Although control differentiated TrkA cells have roughly 20% as much ceramide as differentiated PC12 cells, their resistance to apoptosis apparently is not due to an inability to synthesize ceramide. Differentiated TrkA cells can generate ceramide as their ceramide content doubles when NGF is removed in the presence of desipramine. Furthermore, both ceramide pathways appear to be functional in TrkA cells as both are activated by NGF deprivation. Increased ceramide levels are observed during apoptosis following by growth factor withdrawal in PC12 cells (34) and after lethal ischemia in the gerbil hippocampus (35). Furthermore, apoptosis can be induced by exogenous ceramide treatment of PC12 cells (36), mesencephalic (37), hippocampal (38) or cortical neurons (39). All of this research suggests that apoptosis is dependent on stimulation by an abundance of ceramide.
It is possible that the loss of sphingomyelin that produces the apoptotic phenotype profoundly alters the fluidity of the plasma membrane (40). However, we have not found that apoptosis is caused by loss of sphingomyelin in either of our cell lines as little sphingomyelin is lost following NGF deprivation. Although sphingomyelin hydrolysis is activated when PC12 cells are deprived of NGF, blocking only ceramide synthesis prevents apoptosis.

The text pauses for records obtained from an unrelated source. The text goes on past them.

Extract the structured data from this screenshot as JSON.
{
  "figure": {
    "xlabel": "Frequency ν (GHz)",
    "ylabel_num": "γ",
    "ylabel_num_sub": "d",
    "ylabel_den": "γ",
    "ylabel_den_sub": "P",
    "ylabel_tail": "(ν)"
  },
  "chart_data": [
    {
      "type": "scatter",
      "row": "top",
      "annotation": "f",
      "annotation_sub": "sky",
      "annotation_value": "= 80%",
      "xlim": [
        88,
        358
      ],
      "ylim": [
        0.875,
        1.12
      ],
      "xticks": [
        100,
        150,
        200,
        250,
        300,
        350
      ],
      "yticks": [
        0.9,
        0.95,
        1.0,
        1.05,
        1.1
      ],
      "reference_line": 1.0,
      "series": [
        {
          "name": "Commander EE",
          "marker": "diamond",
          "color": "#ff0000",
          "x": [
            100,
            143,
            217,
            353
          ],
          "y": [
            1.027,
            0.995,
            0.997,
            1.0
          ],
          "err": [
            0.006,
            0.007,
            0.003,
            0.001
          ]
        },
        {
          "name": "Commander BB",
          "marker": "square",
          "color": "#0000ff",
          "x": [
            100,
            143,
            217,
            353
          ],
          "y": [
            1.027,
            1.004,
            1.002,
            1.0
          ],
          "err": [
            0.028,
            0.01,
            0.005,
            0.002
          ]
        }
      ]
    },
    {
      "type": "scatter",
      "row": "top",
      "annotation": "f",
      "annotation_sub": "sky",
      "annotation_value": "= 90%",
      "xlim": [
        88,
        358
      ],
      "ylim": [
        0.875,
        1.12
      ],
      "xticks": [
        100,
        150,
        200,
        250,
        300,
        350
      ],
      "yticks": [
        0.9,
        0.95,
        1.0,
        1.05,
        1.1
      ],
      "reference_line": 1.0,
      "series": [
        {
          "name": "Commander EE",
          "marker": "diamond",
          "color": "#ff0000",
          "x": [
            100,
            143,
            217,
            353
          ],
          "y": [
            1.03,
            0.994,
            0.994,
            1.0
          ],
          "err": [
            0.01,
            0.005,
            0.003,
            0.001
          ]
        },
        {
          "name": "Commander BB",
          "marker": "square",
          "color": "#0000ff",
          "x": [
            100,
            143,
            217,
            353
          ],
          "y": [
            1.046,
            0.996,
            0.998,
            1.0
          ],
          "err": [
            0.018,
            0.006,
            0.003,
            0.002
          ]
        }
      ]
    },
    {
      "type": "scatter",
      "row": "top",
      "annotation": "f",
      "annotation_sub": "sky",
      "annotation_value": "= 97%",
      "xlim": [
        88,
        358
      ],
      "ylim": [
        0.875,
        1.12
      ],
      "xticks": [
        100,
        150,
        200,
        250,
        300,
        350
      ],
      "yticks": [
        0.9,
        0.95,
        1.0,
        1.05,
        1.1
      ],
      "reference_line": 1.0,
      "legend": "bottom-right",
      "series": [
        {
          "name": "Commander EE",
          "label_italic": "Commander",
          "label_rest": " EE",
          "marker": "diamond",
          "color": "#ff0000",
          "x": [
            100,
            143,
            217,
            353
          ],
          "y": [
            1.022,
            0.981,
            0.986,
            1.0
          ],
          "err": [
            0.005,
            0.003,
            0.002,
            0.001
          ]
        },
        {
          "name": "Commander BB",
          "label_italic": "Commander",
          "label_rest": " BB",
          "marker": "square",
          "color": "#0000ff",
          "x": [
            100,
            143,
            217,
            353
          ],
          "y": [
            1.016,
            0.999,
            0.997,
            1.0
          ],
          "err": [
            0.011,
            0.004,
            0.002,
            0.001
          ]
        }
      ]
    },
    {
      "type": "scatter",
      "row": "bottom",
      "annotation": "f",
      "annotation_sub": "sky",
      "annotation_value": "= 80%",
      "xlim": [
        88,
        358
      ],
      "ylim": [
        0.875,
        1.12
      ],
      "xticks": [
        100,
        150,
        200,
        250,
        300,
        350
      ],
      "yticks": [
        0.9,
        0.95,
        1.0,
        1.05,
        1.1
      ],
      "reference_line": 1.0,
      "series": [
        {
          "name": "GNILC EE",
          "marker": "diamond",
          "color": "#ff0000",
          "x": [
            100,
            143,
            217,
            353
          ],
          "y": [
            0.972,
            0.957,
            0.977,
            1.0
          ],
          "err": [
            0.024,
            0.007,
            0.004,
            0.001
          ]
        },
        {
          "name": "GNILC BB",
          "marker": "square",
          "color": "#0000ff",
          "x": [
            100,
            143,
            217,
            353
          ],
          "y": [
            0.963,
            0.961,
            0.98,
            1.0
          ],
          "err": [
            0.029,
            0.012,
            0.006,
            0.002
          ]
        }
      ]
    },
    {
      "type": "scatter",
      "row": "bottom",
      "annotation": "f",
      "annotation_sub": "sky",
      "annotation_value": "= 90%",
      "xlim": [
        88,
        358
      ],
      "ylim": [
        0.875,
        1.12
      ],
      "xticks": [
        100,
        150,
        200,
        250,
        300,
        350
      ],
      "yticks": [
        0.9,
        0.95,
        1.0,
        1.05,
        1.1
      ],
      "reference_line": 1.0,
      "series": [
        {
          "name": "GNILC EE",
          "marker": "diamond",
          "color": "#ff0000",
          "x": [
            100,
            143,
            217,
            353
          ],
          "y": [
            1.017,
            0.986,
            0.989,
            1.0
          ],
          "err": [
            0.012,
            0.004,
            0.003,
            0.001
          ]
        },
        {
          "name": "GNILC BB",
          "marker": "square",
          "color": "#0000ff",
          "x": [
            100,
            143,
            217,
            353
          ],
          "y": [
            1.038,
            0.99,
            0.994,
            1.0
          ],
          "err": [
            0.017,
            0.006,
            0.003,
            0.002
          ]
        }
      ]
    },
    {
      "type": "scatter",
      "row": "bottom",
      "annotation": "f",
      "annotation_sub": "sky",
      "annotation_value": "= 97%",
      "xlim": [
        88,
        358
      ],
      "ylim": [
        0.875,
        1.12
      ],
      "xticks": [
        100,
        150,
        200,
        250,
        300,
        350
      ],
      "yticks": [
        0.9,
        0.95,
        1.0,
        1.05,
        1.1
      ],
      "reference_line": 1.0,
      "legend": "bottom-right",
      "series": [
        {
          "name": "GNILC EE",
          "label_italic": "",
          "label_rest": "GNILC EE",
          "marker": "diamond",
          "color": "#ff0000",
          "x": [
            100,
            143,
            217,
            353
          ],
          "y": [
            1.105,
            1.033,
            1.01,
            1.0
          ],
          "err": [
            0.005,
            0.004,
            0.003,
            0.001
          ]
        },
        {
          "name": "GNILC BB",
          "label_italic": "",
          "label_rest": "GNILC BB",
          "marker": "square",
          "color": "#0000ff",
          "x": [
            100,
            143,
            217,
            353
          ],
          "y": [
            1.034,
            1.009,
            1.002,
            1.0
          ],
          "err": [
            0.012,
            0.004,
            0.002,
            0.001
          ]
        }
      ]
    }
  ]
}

In neonatal sympathetic neurons, TrkA and p75NTR function antagonistically for cell survival (16). TrkA is active in promoting cell survival signals through PI3K/ Akt signaling (4, 5) and suppression of c-Jun phosphorylation and Bax activation (40, 41) while p75NTR contains an intracellular death domain that stimulates both ceramide generation and downstream signaling of JNK (16). p38, c-Jun phosphorylation by JNK, and MAPK are key regulators of the apoptotic program in post-mitotic neurons after growth factor withdrawal (42). Since ceramide is generated by sphingomyelin hydrolysis in the plasma membrane and on lysosomal membranes, we speculate that in PC12 cells, ceramide in the plasma membrane signals apoptosis and ceramide in the lysosomal membrane signals differentiation. Ceramide generation via SMase been implicated in cell death caused by anti Fas/CD95, TNFa, IL-1, IFN-g, vitamin D3, ionizing radiation, heat shock and oxidative stress (34, 43).